Y_prediction = predict(params["w"], params["b"], X_train)
print("Train accuracy: {} %".format(100 - np.mean(np.abs(Y_prediction - Y_train)) * 100))

Optimization Techniques

Gradient Descent Variants: Using Stochastic Gradient Descent (SGD) or Mini-batch Gradient Descent can speed up convergence and escape local minima. Imagine hiking up a mountain but only looking at your feet; that’s normal gradient descent. Now imagine you look up every few steps; that’s mini-batch!

def mini_batch_gradient_descent(X, Y, w, b, learning_rate, batch_size, num_iterations):
    m = X.shape[0]
    for i in range(num_iterations):
        idx = np.random.permutation(m)
        X_shuffled = X[idx]
        Y_shuffled = Y[idx]
        
        for j in range(0, m, batch_size):
            X_batch = X_shuffled[j:j+batch_size]
            Y_batch = Y_shuffled[j:j+batch_size]
            
            grads, cost = propagate(w, b, X_batch, Y_batch)
            w -= learning_rate * grads["dw"]
            b -= learning_rate * grads["db"]
            
            if i % 100 == 0 and j == 0:
                print(f"Cost after iteration {i}, batch {j}: {cost}")
    return w, b

Regularization: Add regularization terms (like L2 regularization) to avoid overfitting. This is like putting blinders on a horse to keep it focused on the path and not the distractions.

def propagate_with_regularization(w, b, X, Y, lambda_):
    m = X.shape[0]
    A = sigmoid(np.dot(X, w) + b)
    cost = -1/m * np.sum(Y * np.log(A) + (1 - Y) * np.log(1 - A)) + (lambda_ / (2 * m)) * np.sum(np.square(w))
    
    dw = 1/m * np.dot(X.T, (A - Y)) + (lambda_ / m) * w
    db = 1/m * np.sum(A - Y)
    
    grads = {"dw": dw, "db": db}
    
    return grads, cost

Real-World Applications and Fun Facts

Spam Detection: Logistic regression helps email services predict if an email is spam or not.

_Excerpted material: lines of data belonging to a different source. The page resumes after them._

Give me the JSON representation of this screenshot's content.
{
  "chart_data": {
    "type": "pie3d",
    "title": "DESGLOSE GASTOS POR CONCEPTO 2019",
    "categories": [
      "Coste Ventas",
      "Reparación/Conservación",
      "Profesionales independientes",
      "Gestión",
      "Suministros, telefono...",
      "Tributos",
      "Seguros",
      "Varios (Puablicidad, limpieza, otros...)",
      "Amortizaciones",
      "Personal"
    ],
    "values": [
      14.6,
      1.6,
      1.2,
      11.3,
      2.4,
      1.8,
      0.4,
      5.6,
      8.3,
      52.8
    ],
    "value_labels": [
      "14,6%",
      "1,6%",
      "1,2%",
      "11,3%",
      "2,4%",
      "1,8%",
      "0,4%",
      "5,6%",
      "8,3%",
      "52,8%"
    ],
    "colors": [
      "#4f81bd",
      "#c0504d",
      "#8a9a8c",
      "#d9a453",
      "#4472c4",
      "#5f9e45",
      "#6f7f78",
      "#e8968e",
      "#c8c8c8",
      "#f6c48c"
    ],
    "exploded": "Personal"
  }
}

Fun fact: Google’s spam filter uses advanced logistic regression techniques to keep your inbox clean.
Medical Diagnosis: It’s used to predict the likelihood of diseases based on patient data. For instance, predicting diabetes based on factors like age, weight, and lifestyle.
Credit Scoring: Banks use logistic regression to determine the likelihood of a customer defaulting on a loan. It’s like a digital fortune teller for financial health!
Social Media Virality: Platforms like Instagram and TikTok might use logistic regression to predict which posts are likely to go viral. Who knew your cat videos could be analyzed so thoroughly?

Conclusion

Logistic regression is a powerful yet simple tool for binary classification tasks. By understanding and implementing it from scratch, you gain a deeper appreciation of its workings and can fine-tune it for specific needs. Plus, knowing about optimization techniques and real-world applications makes you a data science rockstar!

Remember, data science is not just about crunching numbers; it’s about solving real-world problems and sometimes predicting if your cat will make a grand appearance in your next Zoom call. Happy coding!